The Friends group in April invited the state’s Lt. Gov. John Fetterman for a walking tour to help them with various issues impeding their efforts to preserve the cemetery. They include the appointment of an official to oversee state cemetery laws and the spreading of information about family rights and protection related to burials.

Charles said the efforts of the Friends to help preserve the cemetery and learn more about the people buried there has been a “very humbling experience.”

“It’s sometimes an emotional roller coaster in the uncovering,” Charles said. ‘We have been known to uncover physically headstones and the like. But we also uncover the history; we uncover the stories of the people interred there and their significant contribution to York City at the time.”

Documenting the cemeteries

Initially introduced in the U.S. House of Representatives in 2019 by Rep. Alma Adams, D-N.C., and Rep. Donald McEachin, D-Va., the African American Burial Grounds Network Act was then introduced in the U.S. Senate, where it was passed in December and was sent back to the House to await a formal vote, but none has been scheduled so far this year.

This bill is vital in helping to answer the question: How many African American burial sites are there in each state?

Cherikana Feliciano, the vice president of the New Jersey Chapter ​of the Afro American Historical & Genealogical Society, has embarked on visiting black cemeteries across New Jersey to put together a database of these sites.

The historic cemetery

The historic cemetery at the First Presbyterian Church in Elizabeth has over 300 Africans buried from the 1700 and 1800’s in unmarked graves. Volunteers are trying to build a monument on the site that contains the most unidentified graves in honor of them and recognize the place where they were interned, separate from graves that contain the remains of white residents of Northern New Jersey. - Chris Pedota, NorthJersey.com-USA Today Network

She said the visits have given her a deeper appreciation of the state’s African American history, which she hopes others glean when learning about these cemeteries.

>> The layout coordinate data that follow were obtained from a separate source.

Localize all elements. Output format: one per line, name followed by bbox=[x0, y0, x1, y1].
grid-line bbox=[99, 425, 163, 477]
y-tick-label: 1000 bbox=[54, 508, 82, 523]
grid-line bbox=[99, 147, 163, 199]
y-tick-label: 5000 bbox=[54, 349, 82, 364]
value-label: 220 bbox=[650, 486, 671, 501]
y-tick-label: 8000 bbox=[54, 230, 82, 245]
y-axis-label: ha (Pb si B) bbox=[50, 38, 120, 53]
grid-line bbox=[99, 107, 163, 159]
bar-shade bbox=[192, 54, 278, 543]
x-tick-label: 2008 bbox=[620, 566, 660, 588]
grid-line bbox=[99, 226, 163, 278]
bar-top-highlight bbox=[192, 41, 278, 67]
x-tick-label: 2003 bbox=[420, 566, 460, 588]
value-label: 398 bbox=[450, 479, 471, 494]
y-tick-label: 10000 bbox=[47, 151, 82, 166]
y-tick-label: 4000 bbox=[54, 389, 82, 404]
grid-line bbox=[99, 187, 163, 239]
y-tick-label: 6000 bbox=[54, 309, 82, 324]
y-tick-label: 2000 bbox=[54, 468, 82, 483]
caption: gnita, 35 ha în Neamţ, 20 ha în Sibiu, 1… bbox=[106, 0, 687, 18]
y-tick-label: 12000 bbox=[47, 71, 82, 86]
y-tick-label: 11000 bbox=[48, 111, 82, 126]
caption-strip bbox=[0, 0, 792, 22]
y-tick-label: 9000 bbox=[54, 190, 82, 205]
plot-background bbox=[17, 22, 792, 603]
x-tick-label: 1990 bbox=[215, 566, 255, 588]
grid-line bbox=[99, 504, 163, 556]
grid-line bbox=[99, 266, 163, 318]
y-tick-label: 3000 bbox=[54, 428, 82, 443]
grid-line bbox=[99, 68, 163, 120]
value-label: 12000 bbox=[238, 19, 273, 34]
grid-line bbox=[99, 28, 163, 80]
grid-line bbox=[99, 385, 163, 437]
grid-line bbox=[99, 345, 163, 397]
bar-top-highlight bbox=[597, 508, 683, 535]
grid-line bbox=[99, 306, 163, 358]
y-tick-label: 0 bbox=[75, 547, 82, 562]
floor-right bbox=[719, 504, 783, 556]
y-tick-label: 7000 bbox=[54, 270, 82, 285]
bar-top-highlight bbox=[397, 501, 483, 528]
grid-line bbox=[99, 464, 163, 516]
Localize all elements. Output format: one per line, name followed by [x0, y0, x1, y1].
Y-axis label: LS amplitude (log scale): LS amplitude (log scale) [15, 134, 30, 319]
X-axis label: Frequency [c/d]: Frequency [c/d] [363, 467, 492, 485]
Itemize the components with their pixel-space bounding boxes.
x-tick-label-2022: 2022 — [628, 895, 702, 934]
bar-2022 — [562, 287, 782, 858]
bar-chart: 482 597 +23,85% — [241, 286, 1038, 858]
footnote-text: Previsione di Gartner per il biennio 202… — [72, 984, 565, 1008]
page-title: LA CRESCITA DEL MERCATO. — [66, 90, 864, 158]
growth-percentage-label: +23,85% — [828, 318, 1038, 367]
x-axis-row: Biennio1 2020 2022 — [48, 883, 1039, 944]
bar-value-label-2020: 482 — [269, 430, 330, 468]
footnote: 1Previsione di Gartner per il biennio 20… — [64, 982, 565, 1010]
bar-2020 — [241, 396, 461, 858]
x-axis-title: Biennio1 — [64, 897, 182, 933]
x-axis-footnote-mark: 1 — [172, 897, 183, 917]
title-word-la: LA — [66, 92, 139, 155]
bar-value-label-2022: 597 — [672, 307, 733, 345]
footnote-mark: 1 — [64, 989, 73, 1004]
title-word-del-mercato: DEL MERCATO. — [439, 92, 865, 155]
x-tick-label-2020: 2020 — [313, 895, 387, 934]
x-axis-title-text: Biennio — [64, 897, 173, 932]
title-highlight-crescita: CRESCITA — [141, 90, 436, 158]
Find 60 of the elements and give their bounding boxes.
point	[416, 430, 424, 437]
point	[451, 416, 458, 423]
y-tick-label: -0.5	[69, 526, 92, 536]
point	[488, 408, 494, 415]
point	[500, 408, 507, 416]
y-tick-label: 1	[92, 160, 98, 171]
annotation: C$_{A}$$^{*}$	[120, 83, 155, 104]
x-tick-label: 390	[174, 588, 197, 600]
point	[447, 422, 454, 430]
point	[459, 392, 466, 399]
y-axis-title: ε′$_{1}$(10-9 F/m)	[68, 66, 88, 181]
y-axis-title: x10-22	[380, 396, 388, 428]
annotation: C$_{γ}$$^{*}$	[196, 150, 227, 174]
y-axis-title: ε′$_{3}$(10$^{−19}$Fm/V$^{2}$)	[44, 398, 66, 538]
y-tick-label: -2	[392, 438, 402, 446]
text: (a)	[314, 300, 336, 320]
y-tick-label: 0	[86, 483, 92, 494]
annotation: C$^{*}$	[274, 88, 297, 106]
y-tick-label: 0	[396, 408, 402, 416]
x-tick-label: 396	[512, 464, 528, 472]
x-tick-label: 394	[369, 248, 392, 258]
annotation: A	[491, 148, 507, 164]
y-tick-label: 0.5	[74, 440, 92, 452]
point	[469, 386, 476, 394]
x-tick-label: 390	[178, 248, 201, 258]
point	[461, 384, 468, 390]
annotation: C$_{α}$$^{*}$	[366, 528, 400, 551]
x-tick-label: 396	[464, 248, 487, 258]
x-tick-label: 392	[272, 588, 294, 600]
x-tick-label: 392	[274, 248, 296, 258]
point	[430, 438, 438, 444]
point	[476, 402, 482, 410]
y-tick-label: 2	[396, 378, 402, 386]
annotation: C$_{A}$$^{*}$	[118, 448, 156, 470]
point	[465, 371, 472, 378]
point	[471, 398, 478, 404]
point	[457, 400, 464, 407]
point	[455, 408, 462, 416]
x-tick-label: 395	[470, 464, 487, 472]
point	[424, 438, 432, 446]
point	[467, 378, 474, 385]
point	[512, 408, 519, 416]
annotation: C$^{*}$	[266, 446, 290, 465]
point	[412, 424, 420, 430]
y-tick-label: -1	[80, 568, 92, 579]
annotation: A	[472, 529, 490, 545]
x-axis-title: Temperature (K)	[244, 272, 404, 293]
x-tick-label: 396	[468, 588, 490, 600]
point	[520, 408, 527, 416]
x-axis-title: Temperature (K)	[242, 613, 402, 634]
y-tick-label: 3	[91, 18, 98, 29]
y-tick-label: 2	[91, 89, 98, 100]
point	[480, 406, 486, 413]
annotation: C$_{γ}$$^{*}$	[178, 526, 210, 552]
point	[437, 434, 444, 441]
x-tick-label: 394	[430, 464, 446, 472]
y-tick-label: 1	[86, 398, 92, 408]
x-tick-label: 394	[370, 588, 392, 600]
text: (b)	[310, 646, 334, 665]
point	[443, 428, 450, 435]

“It’s very intimately linked with the Underground Railroad, abolition work as well as a deeper appreciation for the AME Church and its connection to Black history and Black culture in New Jersey,” Feliciano said.

Dr. Lynn Rainville, director of Institutional History and the Museums and a professor of anthropology at Washington and Lee University in Lexington, Virginia, said the congressional bill solves significant problems that have affected African American burial grounds, such as grave robbing for medical purposes.

“This bill gets to exactly what some of the problems are, which is that these sites don’t always receive the same support and protections of white cemeteries,” Rainville said.